Ex Vivo Pulmonary Oedema after In Vivo Blast-Induced Rat Lung Injury: Time Dependency, Blast Intensity and Beta-2 Adrenergic Receptor Role

Biomedicines. 2022 Nov 15;10(11):2930. doi: 10.3390/biomedicines10112930.


Objective: Current treatments for blast-induced lung injury are limited to supportive procedures including mechanical ventilation. The study aimed to investigate the role of post-trauma-induced oedema generation in the function of time and trauma intensity and the probable role of beta 2-adrenergic receptors (β2-ARs) agonists on pulmonary oedema. The study is conducted using an ex vivo model after an experimental in vivo blast-induced thorax trauma in rats. Methods: Rats were randomised and divided into two groups, blast and sham. The blast group were anaesthetised and exposed to the blast wave (3.16 ± 0.43 bar) at a distance of 3.5 cm from the thorax level. The rats were sacrificed 10 min after the blast, the lungs explanted and treated with terbutaline, formoterol, propranolol or amiloride to assess the involvement of sodium transport. Other groups of rats were exposed to distances of 5 and 7 cm from the thorax to reduce the intensity of the injury. Further, one group of rats was studied after 180 min and one after 360 min after a 3.5 cm blast injury. Sham controls were exposed to identical procedures except for receiving blast overpressure. Results: Lung injury and oedema generation depended on time after injury and injury intensity. Perfusion with amiloride resulted in a further increase in oedema formation as indicated by weight gain (p < 0.001), diminished tidal volume (Tv) (p < 0.001), and increased airway resistance (p < 0.001). Formoterol caused a significant increase in the Tv (p < 0.001) and a significant decrease in the airway resistance (p < 0.01), while the lung weight was not influenced. Trauma-related oedema was significantly reduced by terbutaline in terms of lung weight gain (p < 0.01), Tv (p < 0.001), and airway resistance (p < 0.01) compared to control blast-injured lungs. Terbutaline-induced effects were completely blocked by the β-receptor antagonist propranolol (p < 0.05). Similarly, amiloride, which was added to terbutaline perfusion, reversed terbutaline-induced weight gain reduction (p < 0.05). Conclusions: β2-adrenoceptor stimulation had a beneficial impact by amiloride-dependent sodium and therefore, fluid transport mechanisms on the short-term ex vivo oedema generation in a trauma-induced in vivo lung injury of rats.

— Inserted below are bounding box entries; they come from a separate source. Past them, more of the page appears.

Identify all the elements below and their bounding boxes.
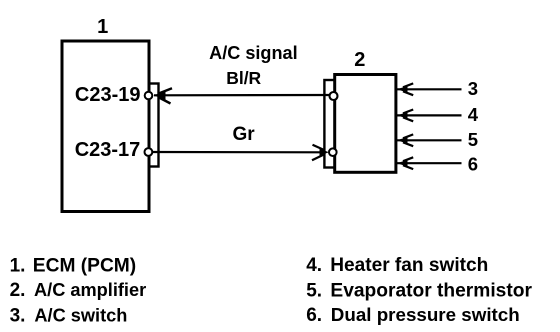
legend item 4 heater fan switch [306,255,488,276]
wire from heater fan switch (3) [397,88,462,90]
amplifier pin circle bottom [329,148,337,156]
svg-text:5.: 5. [306,280,322,301]
svg-text:2.: 2. [10,280,26,301]
legend item 3 A/C switch [10,305,128,326]
svg-text:3.: 3. [10,305,26,326]
svg-text:Dual pressure switch: Dual pressure switch [331,304,520,325]
svg-text:4: 4 [468,104,479,125]
legend item 2 A/C amplifier [10,280,147,301]
svg-text:2: 2 [354,49,365,71]
wire Bl/R (A/C signal) [154,94,329,97]
svg-text:A/C signal: A/C signal [209,43,297,63]
arrowhead wire 6 [397,157,413,169]
pin C23-17 terminal circle [145,148,153,156]
svg-text:5: 5 [468,129,478,150]
A/C amplifier box U2 [335,75,396,173]
svg-text:1: 1 [97,16,108,38]
arrowhead into amplifier pin [312,145,329,161]
legend item 6 dual pressure switch [306,304,520,326]
svg-text:1.: 1. [10,255,26,276]
wire from dual pressure switch (6) [397,162,462,164]
svg-text:4.: 4. [306,255,322,276]
svg-text:Gr: Gr [233,124,256,145]
wire Gr [153,151,326,154]
pin C23-19 terminal circle [145,92,153,100]
arrowhead wire 5 [397,134,413,146]
svg-text:Evaporator thermistor: Evaporator thermistor [330,280,532,301]
wire from evaporator thermistor (5) [397,139,462,141]
svg-text:6.: 6. [306,305,322,326]
arrowhead wire 4 [397,110,413,122]
svg-text:6: 6 [468,153,478,174]
svg-text:Heater fan switch: Heater fan switch [330,255,488,276]
connector strip on box 1 [149,84,159,167]
svg-text:C23-17: C23-17 [75,139,141,161]
amplifier pin circle top [330,92,338,100]
svg-text:C23-19: C23-19 [75,84,141,106]
wire from switch (4) [397,114,462,116]
svg-text:ECM (PCM): ECM (PCM) [33,255,136,276]
svg-text:3: 3 [468,78,478,99]
arrowhead into pin C23-19 [154,88,172,103]
svg-text:A/C switch: A/C switch [34,305,127,325]
connector strip on box 2 [324,80,334,168]
svg-text:Bl/R: Bl/R [226,68,261,88]
legend item 5 evaporator thermistor [306,280,532,301]
legend item 1 ECM (PCM) [10,255,137,276]
svg-text:A/C amplifier: A/C amplifier [34,280,146,300]
arrowhead wire 3 [397,83,413,95]
ECM (PCM) box U1 [62,41,149,212]
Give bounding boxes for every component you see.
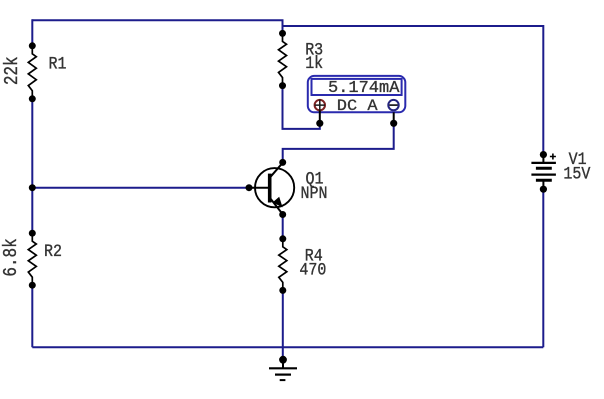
junction R4 bottom <box>279 287 286 294</box>
svg-text:5.174mA: 5.174mA <box>328 79 400 98</box>
svg-text:1k: 1k <box>305 53 323 74</box>
ammeter display window <box>312 79 402 95</box>
svg-text:15V: 15V <box>563 163 590 184</box>
wire R4 bottom to ground junction <box>282 290 284 359</box>
svg-text:22k: 22k <box>2 56 24 85</box>
ammeter left terminal pin <box>319 111 321 124</box>
junction base pin <box>246 184 253 191</box>
wire top-right rail from R3 jog to battery V1 top <box>283 26 544 155</box>
junction battery top <box>540 151 547 158</box>
ammeter U1 body <box>308 76 406 112</box>
resistor R3 <box>279 33 287 85</box>
svg-text:R1: R1 <box>49 53 67 74</box>
junction R3 bottom <box>279 82 286 89</box>
wire left rail <box>31 19 33 347</box>
junction R2 bottom <box>29 282 36 289</box>
junction ground node <box>279 356 287 364</box>
junction emitter node <box>279 211 286 218</box>
battery V1 <box>531 154 556 190</box>
svg-text:470: 470 <box>299 259 326 280</box>
junction base node left <box>29 184 36 191</box>
wire bottom rail <box>32 346 543 348</box>
svg-text:R2: R2 <box>44 241 62 262</box>
resistor R2 <box>28 233 36 285</box>
ammeter plus terminal symbol <box>315 99 325 112</box>
wire top-left rail from left rail corner to R3 jog <box>32 20 282 33</box>
wire right rail battery bottom to bottom rail <box>542 189 544 347</box>
svg-text:NPN: NPN <box>301 183 328 204</box>
ammeter minus terminal symbol <box>388 100 398 110</box>
ground <box>269 360 297 380</box>
wire ammeter right terminal to Q1 collector <box>283 123 394 162</box>
resistor R1 <box>28 46 36 99</box>
junction ammeter left terminal <box>316 120 323 127</box>
junction collector node <box>279 159 286 166</box>
junction ammeter right terminal <box>390 120 397 127</box>
transistor Q1 <box>249 163 294 215</box>
svg-text:6.8k: 6.8k <box>1 238 23 276</box>
junction R1 bottom <box>29 95 36 102</box>
ammeter right terminal pin <box>393 112 395 123</box>
wire base of Q1 <box>32 187 249 189</box>
junction R1 top <box>29 42 36 49</box>
resistor R4 <box>279 239 287 291</box>
wire Q1 emitter to R4 top <box>282 215 284 239</box>
junction R3 top <box>279 30 286 37</box>
junction R2 top <box>29 230 36 237</box>
junction battery bottom <box>540 186 547 193</box>
svg-text:DC A: DC A <box>337 98 378 115</box>
wire R3 bottom to ammeter left terminal <box>283 86 320 129</box>
junction R4 top <box>279 235 286 242</box>
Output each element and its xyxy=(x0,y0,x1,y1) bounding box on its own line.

Keywords: amiloride; blast lung injury; formoterol; inflammation; pulmonary oedema; sodium transport; terbutaline; β2-adrenoceptor agonist.

Grants and funding

The work of Y.H., U.M. and J.H. have been funded by Lungen- und Atmungsstiftung Bern, Switzerland which provides non-restricted financial support toward research on lung, respiratory and sleep-related respiratory diseases as well as related rehabilitation and lifestyle change issues such as exercise, smoking cessation, etc. J.H. is the chair of Lungen- und Atmungsstiftung Bern and his position did not influence the design of the study, the collection of the data, the analysis or interpretation of the data, the decision to submit the manuscript for publication, or the writing of the manuscript and did not present any financial conflicts. Also, the work of J.H. was supported by a grant from the Deutsche Forschungsgemeinschaft (FOR 321/2-1; research group “Endogenous tissue injury: Mechanisms of autodestruction”) and by the Herrmann Josef Schieffer Prize of the “Freunde des Universitätsklinikums Homburg e.V.”. All remaining authors (H.H., L.B., U.S., F.G., A.W. and R.L.) declare no potential financial or non-financial conflict of interest with the work presented here.